20世紀はじめ、コナン・ドイルシャーロック・ホームズが人気を博していた当時、ドイルと親交のあった著者によるミステリ短編集。ホームズのパロディ2編も収録している。クイーン、乱歩が共に絶賛したとのお墨付きもあり、また夏目漱石吾輩は猫である」内で迷亭君が言及する小説の元ネタが本書中の「放心家組合」ではないかという評もあり、色々と興味をそそられて読んでみた。

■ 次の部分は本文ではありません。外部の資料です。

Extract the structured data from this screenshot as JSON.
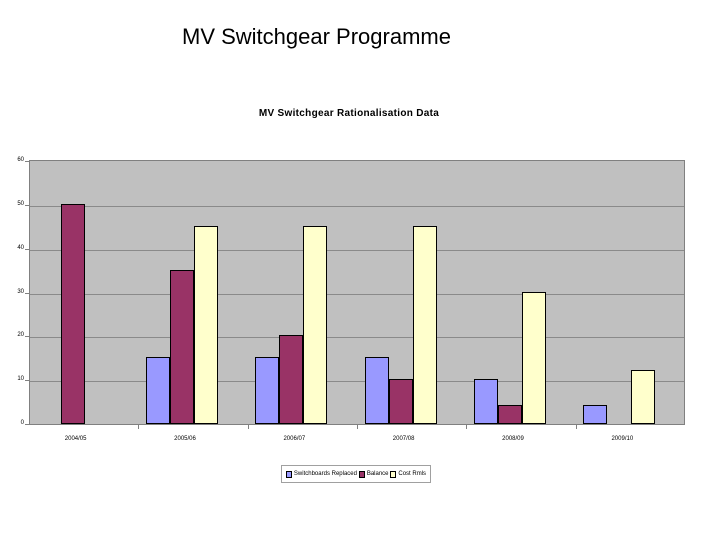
{
  "slide": {
    "title": "MV Switchgear Programme"
  },
  "chart_data": {
    "type": "bar",
    "title": "MV Switchgear Rationalisation Data",
    "xlabel": "",
    "ylabel": "",
    "ylim": [
      0,
      60
    ],
    "yticks": [
      0,
      10,
      20,
      30,
      40,
      50,
      60
    ],
    "grid": true,
    "legend_position": "bottom",
    "categories": [
      "2004/05",
      "2005/06",
      "2006/07",
      "2007/08",
      "2008/09",
      "2009/10"
    ],
    "series": [
      {
        "name": "Switchboards Replaced",
        "color": "#9999ff",
        "values": [
          0,
          15,
          15,
          15,
          10,
          4
        ]
      },
      {
        "name": "Balance",
        "color": "#993366",
        "values": [
          50,
          35,
          20,
          10,
          4,
          0
        ]
      },
      {
        "name": "Cost Rmls",
        "color": "#ffffcc",
        "values": [
          0,
          45,
          45,
          45,
          30,
          12
        ]
      }
    ]
  },
  "legend": {
    "items": [
      {
        "label": "Switchboards Replaced",
        "color": "#9999ff"
      },
      {
        "label": "Balance",
        "color": "#993366"
      },
      {
        "label": "Cost Rmls",
        "color": "#ffffcc"
      }
    ]
  }
}
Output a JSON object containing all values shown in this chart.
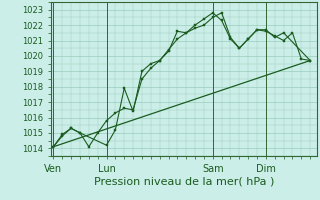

ヴァルモンはパリ警察の元刑事局長だったが、クビになってイギリスで私立探偵をしている。いわゆる推理小説と思って読むとびっくりするのだが、結構失敗譚が多い。犯人に出し抜かれて終わったりするのだ。しっかり解決に導く話もあり、間抜けな探偵のコメディというわけではない。推理や論理というよりは、尊大で毒舌家のフランス人探偵の語りで不思議な事件や謎そのものを楽しむという形になっている。
妙に大時代な文体も楽しい。「霄壌(しょうじょう)の差」「弊衣を纏って跼天蹐地(きょくてんせきち)」「宸憂御無用」といった具合。